Laura started running while her mum was still ill, which provided her with mental support in particular. Her mother was always by her side from the warmup until she crossed the finish line, despite her illness. “My parents were always there, spectating and waiting for me at the end,” says Laura. Laura ran her first half marathon in Karlsruhe in 2016. At the forefront of her mind was one thing: “every mile is for my mum”. Whenever she didn’t want to train, her mother gave her the drive to stick with it, to go out and keep training for the next event. If races took her further from home, Laura’s parents supported their daughters’ athletic ambition by taking weekend trips away. “The silver lining of my mother’s illness was that we grew closer as a family”, she says, looking back. The three of them travelled all around Europe. “During this time, the main thing I realised is how important family really is and how you can grow closer even if things are bad”.

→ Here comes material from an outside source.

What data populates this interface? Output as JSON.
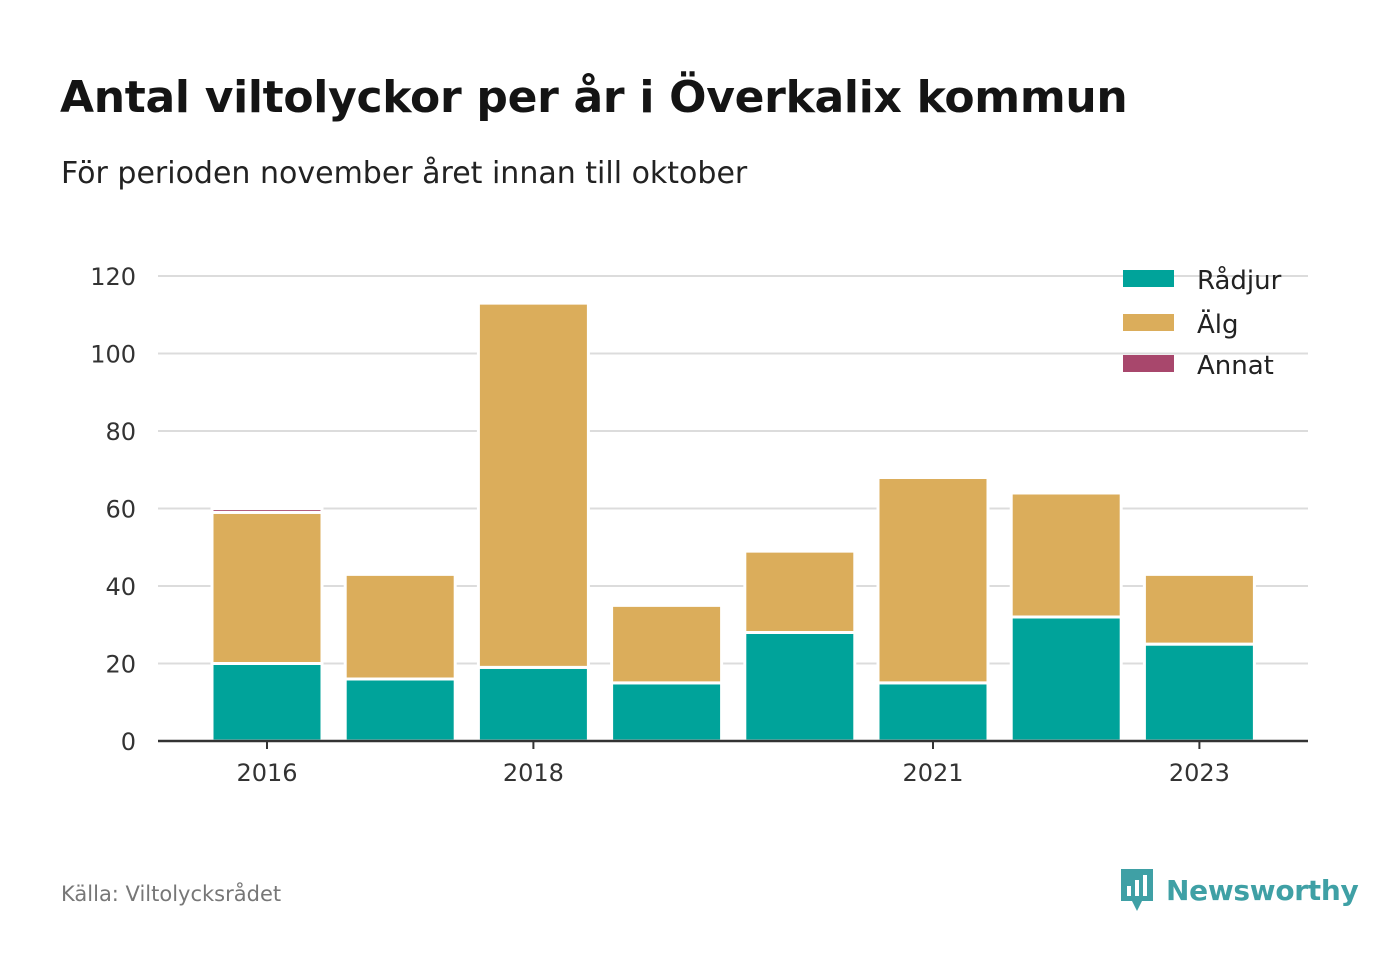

Laura has fond memories of her first marathon in particular. Her mother wanted to accompany her to Hamburg, but it was too far for her, as she was already in a wheelchair. “My mother had also received a diagnosis of cancer, which was the end of the world for me”. So Laura decided to go to Freiburg instead – her mother’s favourite city, where she studied long ago. The city was filled with many positive memories for her mother. “I will never forget the moment that I crossed the finish line and saw her sitting there in her wheelchair. We hugged each other and cried”, says the runner. In early 2019, Laura lost her mother to the COPD and cancer. “Now I must spur myself on, but I keep running. It’s still for my mum”, says Laura.
Laura Schillfahrt has worked as a nurse in a hospital. “My tip for parents helping small children with inhalers: keep things light and playful when it comes to inhalers so children realise that inhaling isn’t “dangerous” and doesn’t hurt, but instead can be fun. For example, first pretend that their teddy bear is using the inhaler, or parents could demonstrate it several times”.
Note: The statements made in the report are the individual view of the person reporting. They do not necessarily reflect the PARI view or the general state of science.